Invasive fungal infections have risen steadily in recent decades due to the increasing number of immunodeficient and immunocompromised patients. According to the statistics of the Global Action Found for Fungal Infection, more than one billion people around the world are infected with the fungus in the superficial tissues such as skin and mucosa. Moreover approximately 150 people die every hour from the fungal infection, which obviously poses a great health threat to human. Azoles are recommended as the first-line medicine for the primary treatment of fungal infectious diseases. However, drug resistance in fungal pathogens has risen steadily due to long-term azole therapy or triazole usage in agriculture, which causes the decreased effects or the scarcity of antifungal drugs. For the resistant mechanism to azole antifungals observed in the fungal pathogen Aspergillus fumigatus, most scientists focus on the common mechanism Cyp51A mutation which results in the decreasing affinity of azoles for the Cyp51A protein. However, mechanisms for the increasing number of nondrug target-induced resistance remain only loosely defined. Recently, Dr Ling Lu’s group published their findings in the journal of “Proceedings of the National Academy of Sciences (PNAS). (https://www.pnas.org/content/early/2019/12/05/1911560116).
Drug resistance in fungal pathogens has risen steadily over the past decades due to long-term azole therapy or triazole usage in agriculture. Modification of the drug target protein to prevent drug binding is a major recognized route to induce drug resistance. However, mechanisms for nondrug target-induced resistance remain only loosely defined. Here, we explore the molecular mechanisms of multidrug resistance resulted from an efficient adaptation strategy for survival in drug environments in the human pathogen Aspergillus fumigatus.

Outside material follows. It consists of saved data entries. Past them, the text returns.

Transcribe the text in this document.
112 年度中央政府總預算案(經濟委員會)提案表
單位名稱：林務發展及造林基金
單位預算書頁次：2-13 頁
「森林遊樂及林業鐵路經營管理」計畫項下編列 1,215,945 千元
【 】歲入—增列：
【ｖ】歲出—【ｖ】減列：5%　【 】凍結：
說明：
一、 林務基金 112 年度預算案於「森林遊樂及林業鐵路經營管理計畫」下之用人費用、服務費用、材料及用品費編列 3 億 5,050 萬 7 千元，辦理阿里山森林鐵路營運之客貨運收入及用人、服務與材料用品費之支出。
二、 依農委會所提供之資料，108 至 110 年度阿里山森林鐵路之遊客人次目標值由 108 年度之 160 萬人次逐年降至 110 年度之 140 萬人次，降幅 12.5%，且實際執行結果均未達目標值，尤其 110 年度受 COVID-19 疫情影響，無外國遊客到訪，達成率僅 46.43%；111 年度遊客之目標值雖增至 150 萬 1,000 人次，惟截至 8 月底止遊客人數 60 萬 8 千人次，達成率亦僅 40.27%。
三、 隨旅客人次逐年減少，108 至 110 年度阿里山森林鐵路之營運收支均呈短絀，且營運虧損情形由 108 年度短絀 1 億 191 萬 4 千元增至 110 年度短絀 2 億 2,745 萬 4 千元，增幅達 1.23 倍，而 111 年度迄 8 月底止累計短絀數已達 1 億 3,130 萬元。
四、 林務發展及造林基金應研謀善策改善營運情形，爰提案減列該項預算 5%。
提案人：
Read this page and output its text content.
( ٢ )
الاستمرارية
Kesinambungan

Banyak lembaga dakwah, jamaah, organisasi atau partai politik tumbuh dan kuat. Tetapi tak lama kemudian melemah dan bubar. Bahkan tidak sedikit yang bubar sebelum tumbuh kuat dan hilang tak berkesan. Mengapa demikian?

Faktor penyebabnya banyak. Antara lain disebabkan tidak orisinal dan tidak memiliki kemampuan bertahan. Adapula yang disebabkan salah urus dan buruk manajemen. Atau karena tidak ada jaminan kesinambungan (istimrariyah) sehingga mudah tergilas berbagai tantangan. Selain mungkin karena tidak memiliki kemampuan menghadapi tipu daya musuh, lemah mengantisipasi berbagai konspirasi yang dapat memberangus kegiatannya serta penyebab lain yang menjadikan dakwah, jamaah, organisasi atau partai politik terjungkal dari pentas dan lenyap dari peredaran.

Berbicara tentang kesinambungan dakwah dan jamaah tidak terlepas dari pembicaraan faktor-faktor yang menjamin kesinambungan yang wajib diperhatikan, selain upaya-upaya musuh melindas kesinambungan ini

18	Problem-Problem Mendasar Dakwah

This finding shows that mutants conferring multidrug resistance are linked with mitochondrial dysfunction induced by defects in heme A biosynthesis. Comparison of the gene expression profiles between the drug-resistant mutants and the parental wild-type strain shows that multidrug-resistant transporters, chitin synthases, and calciumsignaling-related genes are significantly up-regulated, while scavenging mitochondrial reactive oxygen species (ROS)-related genes are significantly down-regulated. The up-regulated-expression genes share consensus calcium-dependent serine threonine phosphatasedependent response elements (the binding sites of calcium-signaling transcription factor CrzA). Accordingly, drug-resistant mutants show enhanced cytosolic Ca2+ transients and persistent nuclear localization of CrzA. In comparison, calcium chelators significantly restore drug susceptibility and increase azole efficacy either in laboratory-derived or in clinic-isolated A. fumigatus strains. Thus, the mitochondrial dysfunction as a fitness cost can trigger calcium signaling and, therefore, globally up-regulate a series of embedding calcineurin-dependent–response-element genes, leading to antifungal resistance. These findings illuminate how fitness cost affects drug resistance and suggest that disruption of calcium signaling might be a promising therapeutic strategy to fight against nondrug target-induced drug resistance.
The first author is Yeqi Li, the Ph.D student in School of Life Science. The corresponding address is Nanjing Normal University.